2.1 Le contexte initial : l’ingénierie système . . . 46 2.2 Ingénierie et Architecture . . . 55 2.3 Distinguer l’architecture . . . 59 2.4 Viser un paradigme de la conception architecturale . . . 70

2.1

Le contexte initial : l’ingénierie système

Avant de récemment s’émanciper, ou tout du moins d’être mise en exergue, l’architecture et la concep- tion architecturale des systèmes artificiels est une partie intégrante de l’ingénierie des systèmes. Commen- çons donc par étudier cette matrice originelle.

Ingénierie Système ou Ingénierie des Systèmes ? Dans son ouvrage de référence [MF12] l’AFIS (Associa- tion Française d’Ingénierie Système) emploie le vocable d’ingénierie système. Dans leur ouvrage pédagogique [LR13] Dominique Luzeaux et Jean-René Ruault parlent expressément d’ingénierie système. Dans un récent article d’introduction [LRW15] les mêmes auteurs et moi-même nommons l’ingénierie système en tant que discipline. En revanche Wikipédia [Wik], ainsi que différentes universités ou écoles d’ingénieur proposent des programmes en utilisant la dénomination Ingénierie des Systèmes.

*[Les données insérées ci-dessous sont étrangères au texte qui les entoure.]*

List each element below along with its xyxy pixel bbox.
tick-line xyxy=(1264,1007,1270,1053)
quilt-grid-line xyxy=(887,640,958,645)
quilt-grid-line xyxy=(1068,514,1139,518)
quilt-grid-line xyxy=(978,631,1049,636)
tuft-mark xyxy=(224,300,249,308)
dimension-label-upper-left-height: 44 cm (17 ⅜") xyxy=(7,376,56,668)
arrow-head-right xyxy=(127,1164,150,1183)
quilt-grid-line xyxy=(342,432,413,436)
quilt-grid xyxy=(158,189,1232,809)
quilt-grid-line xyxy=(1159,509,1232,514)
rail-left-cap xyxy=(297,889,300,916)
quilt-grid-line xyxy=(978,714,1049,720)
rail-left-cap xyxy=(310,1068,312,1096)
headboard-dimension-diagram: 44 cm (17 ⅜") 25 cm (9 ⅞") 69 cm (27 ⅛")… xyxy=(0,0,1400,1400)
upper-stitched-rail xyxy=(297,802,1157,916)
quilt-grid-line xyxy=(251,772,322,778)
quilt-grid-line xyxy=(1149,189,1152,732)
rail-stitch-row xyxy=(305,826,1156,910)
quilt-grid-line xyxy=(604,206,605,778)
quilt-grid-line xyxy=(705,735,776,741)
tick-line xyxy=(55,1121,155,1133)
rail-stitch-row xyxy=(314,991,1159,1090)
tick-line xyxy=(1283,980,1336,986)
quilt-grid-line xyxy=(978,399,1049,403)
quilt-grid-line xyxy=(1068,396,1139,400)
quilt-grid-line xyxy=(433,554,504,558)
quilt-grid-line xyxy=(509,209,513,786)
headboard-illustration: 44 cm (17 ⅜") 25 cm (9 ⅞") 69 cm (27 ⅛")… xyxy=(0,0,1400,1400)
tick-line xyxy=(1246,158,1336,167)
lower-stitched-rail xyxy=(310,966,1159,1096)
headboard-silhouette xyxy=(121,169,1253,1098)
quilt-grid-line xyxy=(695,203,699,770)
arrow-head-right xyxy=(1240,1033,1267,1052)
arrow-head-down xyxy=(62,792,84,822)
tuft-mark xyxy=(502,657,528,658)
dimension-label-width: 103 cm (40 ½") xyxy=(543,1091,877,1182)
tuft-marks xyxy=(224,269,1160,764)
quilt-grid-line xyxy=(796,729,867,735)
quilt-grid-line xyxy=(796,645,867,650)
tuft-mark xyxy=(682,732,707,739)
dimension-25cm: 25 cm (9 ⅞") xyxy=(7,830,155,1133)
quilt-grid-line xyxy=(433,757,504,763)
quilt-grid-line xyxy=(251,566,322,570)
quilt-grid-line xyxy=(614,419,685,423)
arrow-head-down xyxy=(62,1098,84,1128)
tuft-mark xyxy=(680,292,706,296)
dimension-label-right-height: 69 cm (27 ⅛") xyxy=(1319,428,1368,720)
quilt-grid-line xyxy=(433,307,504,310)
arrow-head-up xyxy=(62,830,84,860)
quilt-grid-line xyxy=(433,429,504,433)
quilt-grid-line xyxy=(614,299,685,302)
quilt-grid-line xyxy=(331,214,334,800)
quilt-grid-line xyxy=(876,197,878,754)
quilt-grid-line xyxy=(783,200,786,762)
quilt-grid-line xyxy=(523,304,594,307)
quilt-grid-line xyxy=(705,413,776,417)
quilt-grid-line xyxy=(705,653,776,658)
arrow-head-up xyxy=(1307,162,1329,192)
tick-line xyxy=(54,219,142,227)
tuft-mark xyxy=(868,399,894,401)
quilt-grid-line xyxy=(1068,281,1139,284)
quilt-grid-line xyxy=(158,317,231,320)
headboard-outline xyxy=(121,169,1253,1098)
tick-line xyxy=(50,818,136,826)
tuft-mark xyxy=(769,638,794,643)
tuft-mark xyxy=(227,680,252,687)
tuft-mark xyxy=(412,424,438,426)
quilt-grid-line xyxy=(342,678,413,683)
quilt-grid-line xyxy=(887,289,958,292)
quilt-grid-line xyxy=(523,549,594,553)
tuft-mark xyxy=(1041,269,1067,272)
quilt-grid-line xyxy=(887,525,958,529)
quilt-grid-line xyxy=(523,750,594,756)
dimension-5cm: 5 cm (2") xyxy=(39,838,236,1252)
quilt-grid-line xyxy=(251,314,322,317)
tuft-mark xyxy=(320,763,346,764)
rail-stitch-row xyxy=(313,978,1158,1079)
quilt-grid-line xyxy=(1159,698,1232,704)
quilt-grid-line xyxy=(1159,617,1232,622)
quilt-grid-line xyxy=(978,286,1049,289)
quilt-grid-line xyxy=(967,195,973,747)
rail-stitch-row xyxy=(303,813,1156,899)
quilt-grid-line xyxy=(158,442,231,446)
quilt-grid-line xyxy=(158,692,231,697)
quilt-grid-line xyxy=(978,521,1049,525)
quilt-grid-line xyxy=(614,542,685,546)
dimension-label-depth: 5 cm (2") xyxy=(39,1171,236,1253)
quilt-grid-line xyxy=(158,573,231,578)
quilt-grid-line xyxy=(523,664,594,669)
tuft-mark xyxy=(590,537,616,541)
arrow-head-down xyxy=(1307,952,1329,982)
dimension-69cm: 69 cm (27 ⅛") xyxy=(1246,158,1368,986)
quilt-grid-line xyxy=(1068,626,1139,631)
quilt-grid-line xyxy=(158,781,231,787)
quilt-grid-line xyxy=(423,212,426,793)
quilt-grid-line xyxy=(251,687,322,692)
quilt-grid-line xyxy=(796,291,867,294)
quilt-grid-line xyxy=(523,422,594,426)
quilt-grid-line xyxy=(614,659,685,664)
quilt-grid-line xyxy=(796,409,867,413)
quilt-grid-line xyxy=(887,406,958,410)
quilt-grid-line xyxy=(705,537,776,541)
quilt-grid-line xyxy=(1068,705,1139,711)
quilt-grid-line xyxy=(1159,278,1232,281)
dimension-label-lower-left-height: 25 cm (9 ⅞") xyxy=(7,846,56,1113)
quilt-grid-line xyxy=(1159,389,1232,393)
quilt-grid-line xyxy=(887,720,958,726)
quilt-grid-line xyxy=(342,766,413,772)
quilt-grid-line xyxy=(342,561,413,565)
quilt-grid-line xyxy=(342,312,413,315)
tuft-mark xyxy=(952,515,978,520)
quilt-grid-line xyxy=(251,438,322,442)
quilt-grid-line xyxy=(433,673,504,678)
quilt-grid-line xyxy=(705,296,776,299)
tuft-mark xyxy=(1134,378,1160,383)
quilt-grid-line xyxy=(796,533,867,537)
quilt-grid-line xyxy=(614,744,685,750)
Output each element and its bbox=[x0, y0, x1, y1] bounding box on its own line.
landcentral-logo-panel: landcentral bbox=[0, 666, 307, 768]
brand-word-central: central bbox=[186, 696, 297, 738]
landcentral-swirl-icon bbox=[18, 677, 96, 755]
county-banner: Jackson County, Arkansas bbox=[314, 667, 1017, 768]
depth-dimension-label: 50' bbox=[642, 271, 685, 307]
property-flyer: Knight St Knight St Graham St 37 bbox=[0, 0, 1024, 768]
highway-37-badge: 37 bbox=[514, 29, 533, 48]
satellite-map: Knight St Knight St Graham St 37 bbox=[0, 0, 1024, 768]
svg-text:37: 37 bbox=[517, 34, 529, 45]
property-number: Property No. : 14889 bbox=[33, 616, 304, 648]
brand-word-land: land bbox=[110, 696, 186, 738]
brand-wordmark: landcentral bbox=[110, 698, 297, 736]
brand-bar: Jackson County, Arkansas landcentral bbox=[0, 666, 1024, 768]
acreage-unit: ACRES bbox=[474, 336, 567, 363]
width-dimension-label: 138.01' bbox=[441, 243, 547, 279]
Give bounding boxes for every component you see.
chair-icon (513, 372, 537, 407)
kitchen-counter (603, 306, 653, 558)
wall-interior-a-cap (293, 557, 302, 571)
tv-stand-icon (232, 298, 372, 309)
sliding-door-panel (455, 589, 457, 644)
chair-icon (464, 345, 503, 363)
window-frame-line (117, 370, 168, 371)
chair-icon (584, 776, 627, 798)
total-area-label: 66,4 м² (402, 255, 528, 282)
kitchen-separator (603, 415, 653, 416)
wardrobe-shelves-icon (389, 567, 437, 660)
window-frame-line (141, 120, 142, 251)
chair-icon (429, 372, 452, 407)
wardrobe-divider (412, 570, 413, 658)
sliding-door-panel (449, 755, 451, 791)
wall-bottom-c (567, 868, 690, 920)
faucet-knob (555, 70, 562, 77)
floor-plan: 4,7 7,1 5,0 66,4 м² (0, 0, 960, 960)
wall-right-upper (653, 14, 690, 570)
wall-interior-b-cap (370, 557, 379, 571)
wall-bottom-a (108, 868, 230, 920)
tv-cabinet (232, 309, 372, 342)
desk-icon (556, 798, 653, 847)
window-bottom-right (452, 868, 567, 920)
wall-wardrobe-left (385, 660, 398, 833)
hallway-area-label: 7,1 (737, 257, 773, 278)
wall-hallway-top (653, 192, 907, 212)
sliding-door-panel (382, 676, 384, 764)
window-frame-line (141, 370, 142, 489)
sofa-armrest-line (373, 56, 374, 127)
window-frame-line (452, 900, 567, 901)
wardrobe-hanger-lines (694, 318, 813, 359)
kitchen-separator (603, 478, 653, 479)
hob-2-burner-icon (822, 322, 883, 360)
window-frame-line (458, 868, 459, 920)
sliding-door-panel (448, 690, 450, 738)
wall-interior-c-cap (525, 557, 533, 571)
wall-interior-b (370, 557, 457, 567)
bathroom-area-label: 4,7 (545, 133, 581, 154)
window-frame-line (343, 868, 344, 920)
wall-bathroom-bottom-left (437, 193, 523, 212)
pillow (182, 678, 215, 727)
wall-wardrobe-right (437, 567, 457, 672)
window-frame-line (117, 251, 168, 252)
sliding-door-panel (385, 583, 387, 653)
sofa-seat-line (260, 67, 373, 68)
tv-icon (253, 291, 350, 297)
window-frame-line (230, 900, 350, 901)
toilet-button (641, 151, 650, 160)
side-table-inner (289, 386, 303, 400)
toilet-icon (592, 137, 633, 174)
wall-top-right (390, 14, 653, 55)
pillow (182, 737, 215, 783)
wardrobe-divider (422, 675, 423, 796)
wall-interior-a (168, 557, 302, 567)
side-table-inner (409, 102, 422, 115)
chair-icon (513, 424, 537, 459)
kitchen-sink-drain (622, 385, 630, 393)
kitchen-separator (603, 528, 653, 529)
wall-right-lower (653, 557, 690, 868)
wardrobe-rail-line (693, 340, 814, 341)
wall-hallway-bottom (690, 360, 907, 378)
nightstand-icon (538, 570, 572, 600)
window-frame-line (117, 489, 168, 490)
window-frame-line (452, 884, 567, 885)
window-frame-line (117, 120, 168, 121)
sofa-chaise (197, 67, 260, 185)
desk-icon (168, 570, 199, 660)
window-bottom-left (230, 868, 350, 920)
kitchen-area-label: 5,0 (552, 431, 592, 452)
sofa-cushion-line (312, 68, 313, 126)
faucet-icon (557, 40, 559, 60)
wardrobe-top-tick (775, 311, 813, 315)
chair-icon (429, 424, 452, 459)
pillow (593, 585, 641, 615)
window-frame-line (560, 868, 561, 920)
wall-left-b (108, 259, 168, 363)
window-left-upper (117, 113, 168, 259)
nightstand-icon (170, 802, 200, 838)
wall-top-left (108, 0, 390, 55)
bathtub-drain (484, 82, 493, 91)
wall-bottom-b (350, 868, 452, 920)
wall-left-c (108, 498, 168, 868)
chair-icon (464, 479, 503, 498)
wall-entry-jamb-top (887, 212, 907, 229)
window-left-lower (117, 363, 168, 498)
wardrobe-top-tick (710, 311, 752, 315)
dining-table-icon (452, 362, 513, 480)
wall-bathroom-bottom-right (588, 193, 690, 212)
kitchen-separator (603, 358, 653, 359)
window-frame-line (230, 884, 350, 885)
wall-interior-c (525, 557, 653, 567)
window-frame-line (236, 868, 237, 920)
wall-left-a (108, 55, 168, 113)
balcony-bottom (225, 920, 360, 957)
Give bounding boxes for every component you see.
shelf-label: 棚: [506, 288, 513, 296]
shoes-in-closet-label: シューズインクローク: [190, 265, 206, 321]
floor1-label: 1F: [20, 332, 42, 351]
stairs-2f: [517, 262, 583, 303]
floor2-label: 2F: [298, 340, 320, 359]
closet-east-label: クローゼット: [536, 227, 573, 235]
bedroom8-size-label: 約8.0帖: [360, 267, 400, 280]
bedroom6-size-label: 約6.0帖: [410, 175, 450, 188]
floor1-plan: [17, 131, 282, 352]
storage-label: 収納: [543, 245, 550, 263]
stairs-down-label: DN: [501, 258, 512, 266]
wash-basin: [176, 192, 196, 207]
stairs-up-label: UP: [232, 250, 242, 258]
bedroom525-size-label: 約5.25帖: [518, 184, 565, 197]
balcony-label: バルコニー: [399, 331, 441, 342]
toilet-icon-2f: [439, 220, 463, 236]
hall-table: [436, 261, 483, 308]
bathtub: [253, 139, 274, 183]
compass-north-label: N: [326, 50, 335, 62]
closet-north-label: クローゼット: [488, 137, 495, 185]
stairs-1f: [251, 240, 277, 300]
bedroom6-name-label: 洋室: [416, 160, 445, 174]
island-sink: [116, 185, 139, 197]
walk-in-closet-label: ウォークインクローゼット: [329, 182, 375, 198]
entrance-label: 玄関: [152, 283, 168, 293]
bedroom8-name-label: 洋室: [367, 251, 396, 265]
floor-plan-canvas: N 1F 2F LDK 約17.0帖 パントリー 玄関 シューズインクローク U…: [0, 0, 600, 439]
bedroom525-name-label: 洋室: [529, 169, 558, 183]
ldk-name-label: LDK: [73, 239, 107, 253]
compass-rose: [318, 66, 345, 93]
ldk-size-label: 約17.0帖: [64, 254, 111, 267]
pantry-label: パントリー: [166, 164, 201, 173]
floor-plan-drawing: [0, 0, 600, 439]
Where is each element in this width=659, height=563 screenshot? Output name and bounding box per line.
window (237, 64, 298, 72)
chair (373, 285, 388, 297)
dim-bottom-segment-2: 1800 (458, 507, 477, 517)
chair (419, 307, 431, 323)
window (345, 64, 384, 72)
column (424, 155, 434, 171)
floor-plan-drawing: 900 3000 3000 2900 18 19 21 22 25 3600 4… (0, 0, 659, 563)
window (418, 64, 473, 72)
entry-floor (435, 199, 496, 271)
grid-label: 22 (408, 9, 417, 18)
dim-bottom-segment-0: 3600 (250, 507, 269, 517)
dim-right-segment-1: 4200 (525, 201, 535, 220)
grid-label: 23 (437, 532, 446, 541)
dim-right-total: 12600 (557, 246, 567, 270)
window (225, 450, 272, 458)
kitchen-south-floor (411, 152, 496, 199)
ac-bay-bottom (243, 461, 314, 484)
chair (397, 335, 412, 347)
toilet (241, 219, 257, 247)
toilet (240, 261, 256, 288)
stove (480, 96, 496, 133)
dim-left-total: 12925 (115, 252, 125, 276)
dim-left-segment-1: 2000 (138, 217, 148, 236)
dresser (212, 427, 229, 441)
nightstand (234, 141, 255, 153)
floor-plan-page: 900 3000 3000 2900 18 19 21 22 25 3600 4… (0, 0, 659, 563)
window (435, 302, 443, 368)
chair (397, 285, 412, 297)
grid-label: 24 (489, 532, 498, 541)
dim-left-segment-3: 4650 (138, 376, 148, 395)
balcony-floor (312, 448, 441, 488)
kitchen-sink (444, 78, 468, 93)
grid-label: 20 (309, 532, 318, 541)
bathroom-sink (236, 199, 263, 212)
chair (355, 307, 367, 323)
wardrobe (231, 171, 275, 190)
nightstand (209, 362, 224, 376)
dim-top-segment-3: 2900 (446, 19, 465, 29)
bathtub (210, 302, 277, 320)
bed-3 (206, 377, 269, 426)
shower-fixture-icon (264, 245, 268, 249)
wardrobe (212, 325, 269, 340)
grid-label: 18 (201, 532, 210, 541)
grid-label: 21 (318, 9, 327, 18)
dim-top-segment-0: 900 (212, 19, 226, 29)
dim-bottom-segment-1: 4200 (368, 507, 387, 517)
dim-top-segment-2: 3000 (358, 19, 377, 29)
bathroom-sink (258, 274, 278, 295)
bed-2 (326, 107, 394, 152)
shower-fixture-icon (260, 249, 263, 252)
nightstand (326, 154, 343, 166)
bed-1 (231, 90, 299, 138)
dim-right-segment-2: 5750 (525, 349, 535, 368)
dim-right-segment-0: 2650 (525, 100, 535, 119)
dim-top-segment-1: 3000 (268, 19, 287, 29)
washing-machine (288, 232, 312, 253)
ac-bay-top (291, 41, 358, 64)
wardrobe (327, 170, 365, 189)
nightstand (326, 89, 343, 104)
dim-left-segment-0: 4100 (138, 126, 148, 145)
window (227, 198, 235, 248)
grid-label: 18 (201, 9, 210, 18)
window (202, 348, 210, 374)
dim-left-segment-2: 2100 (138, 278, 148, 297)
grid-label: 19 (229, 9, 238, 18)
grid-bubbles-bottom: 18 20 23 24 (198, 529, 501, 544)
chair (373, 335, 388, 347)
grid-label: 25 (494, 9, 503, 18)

Nous nous proposons d’adopter les conventions suivantes dans ce manuscrit :

• L’ingénierie système dénotera soit une discipline, c.-à-d. la matière et les connaissances pouvant faire l’objet d’un enseignement, bien que n’étant pas forcément reconnue en tant que tel tant d’un point de vue scientifique qu’académique, soit un génie, c.-à-d. l’art et les techniques. Nous privilégierons l’ingénierie système en tant que génie.

• L’ingénierie des systèmes désignera la pratique consistant à faire l’ingénierie appliquée à des systèmes en s’appuyant, entre autres, sur le génie de l’ingénierie système.